Ecco la traduzione della poesia:
“Non c’è segno di ricordo a Babi yar. Le scogliere a picco sono là come tante pietre tombali, Mi fa paura. Mi sento vecchio, vecchio come il popolo degli Ebrei. Io stesso mi sento un Ebreo. Attraverso a piedi l’antico Egitto. Qui io muoio, inchiodato a una croce, e ancora oggi porto le ferite dei chiodi. Mi sento Dreyfus. I filistei sono sia i delatori che i giudici. Sono imprigionato, perseguitato, calunniato e ricoperto di sputi. Signore che a stento frenano il riso, vestite con incredibili abiti di trine, mi punzecchiano il viso con i loro ombrelli. Poi mi sembra di essere un ragazzo di Byelostock. Il sangue ricopre il pavimento, i brutti ceffi della taverna puzzano di vodka e cipolla. Mi colpiscono al fianco con uno stivale. Invano chiedo un po’ di pietà a questi massacratori. Mi disprezzano e gridano: uccidete gli sporchi Ebrei, salvate la Russia! 

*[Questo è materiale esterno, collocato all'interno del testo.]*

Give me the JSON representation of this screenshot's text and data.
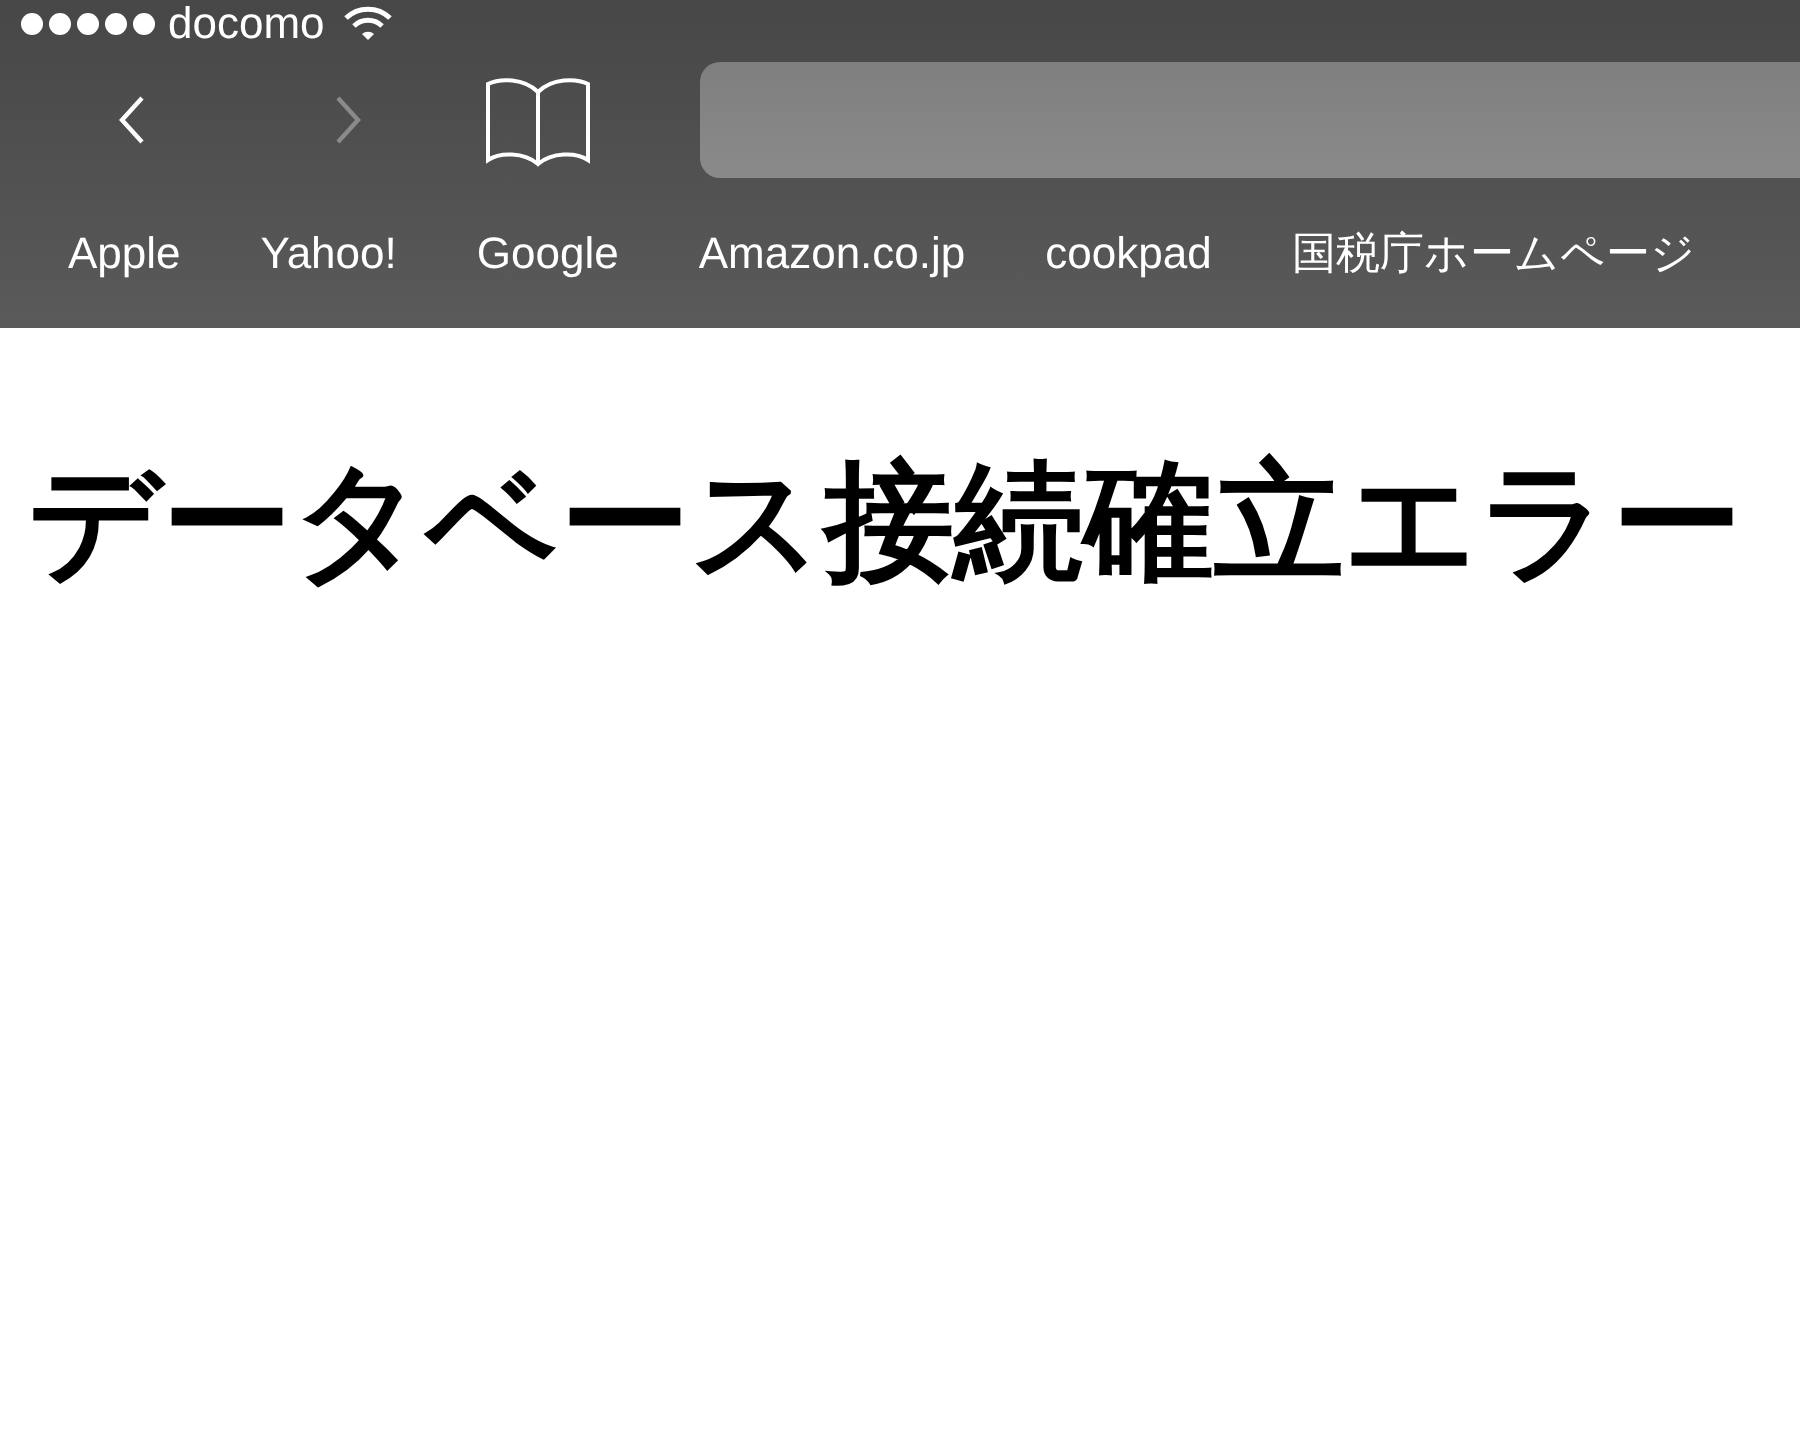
{
  "status_bar": {
    "carrier": "docomo"
  },
  "toolbar": {
    "nav": [
      {
        "kind": "back",
        "disabled": false
      },
      {
        "kind": "forward",
        "disabled": true
      }
    ]
  },
  "favorites": [
    {
      "label": "Apple"
    },
    {
      "label": "Yahoo!"
    },
    {
      "label": "Google"
    },
    {
      "label": "Amazon.co.jp"
    },
    {
      "label": "cookpad"
    },
    {
      "label": "国税庁ホームページ"
    }
  ],
  "page": {
    "heading": "データベース接続確立エラー"
  }
}
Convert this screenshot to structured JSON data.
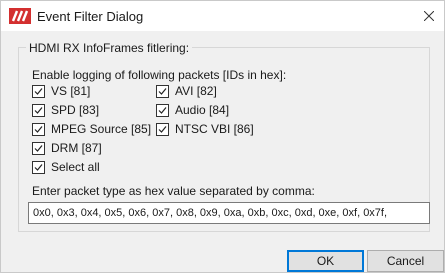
{
  "window": {
    "title": "Event Filter Dialog",
    "icon": "app-logo-icon",
    "close_icon": "close-icon",
    "accent": "#d32f2f"
  },
  "group": {
    "title": "HDMI RX InfoFrames fitlering:",
    "enable_label": "Enable logging of following packets [IDs in hex]:"
  },
  "packets": [
    {
      "label": "VS [81]",
      "checked": true
    },
    {
      "label": "AVI [82]",
      "checked": true
    },
    {
      "label": "SPD [83]",
      "checked": true
    },
    {
      "label": "Audio [84]",
      "checked": true
    },
    {
      "label": "MPEG Source [85]",
      "checked": true
    },
    {
      "label": "NTSC VBI [86]",
      "checked": true
    },
    {
      "label": "DRM [87]",
      "checked": true
    },
    {
      "label": "Select all",
      "checked": true
    }
  ],
  "hex": {
    "label": "Enter packet type as hex value separated by comma:",
    "value": "0x0, 0x3, 0x4, 0x5, 0x6, 0x7, 0x8, 0x9, 0xa, 0xb, 0xc, 0xd, 0xe, 0xf, 0x7f,"
  },
  "buttons": {
    "ok": "OK",
    "cancel": "Cancel"
  }
}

Alcuni commercianti di grano danno addosso a mia madre. Oh, il mio popolo russo! Il tuo nome risplende in tutto il mondo. Ma alcuni, con mani empie, troppo spesso hanno trasformato questo nome in un simbolo di malvagità. La mia terra è buona, lo so. Questi antisemiti sono spregevoli: senza esitazione si definiscono Unione del popolo russo! Penso a me come se fossi Anna Frank, traboccante di vita come un ramo all’inizio della primavera… E divento un enorme grido silenzioso che si distende sulle migliaia di morti che giacciono qui. Io sono ogni vecchio che qui è stato ucciso. Io sono ogni bambino che qui è stato ucciso”.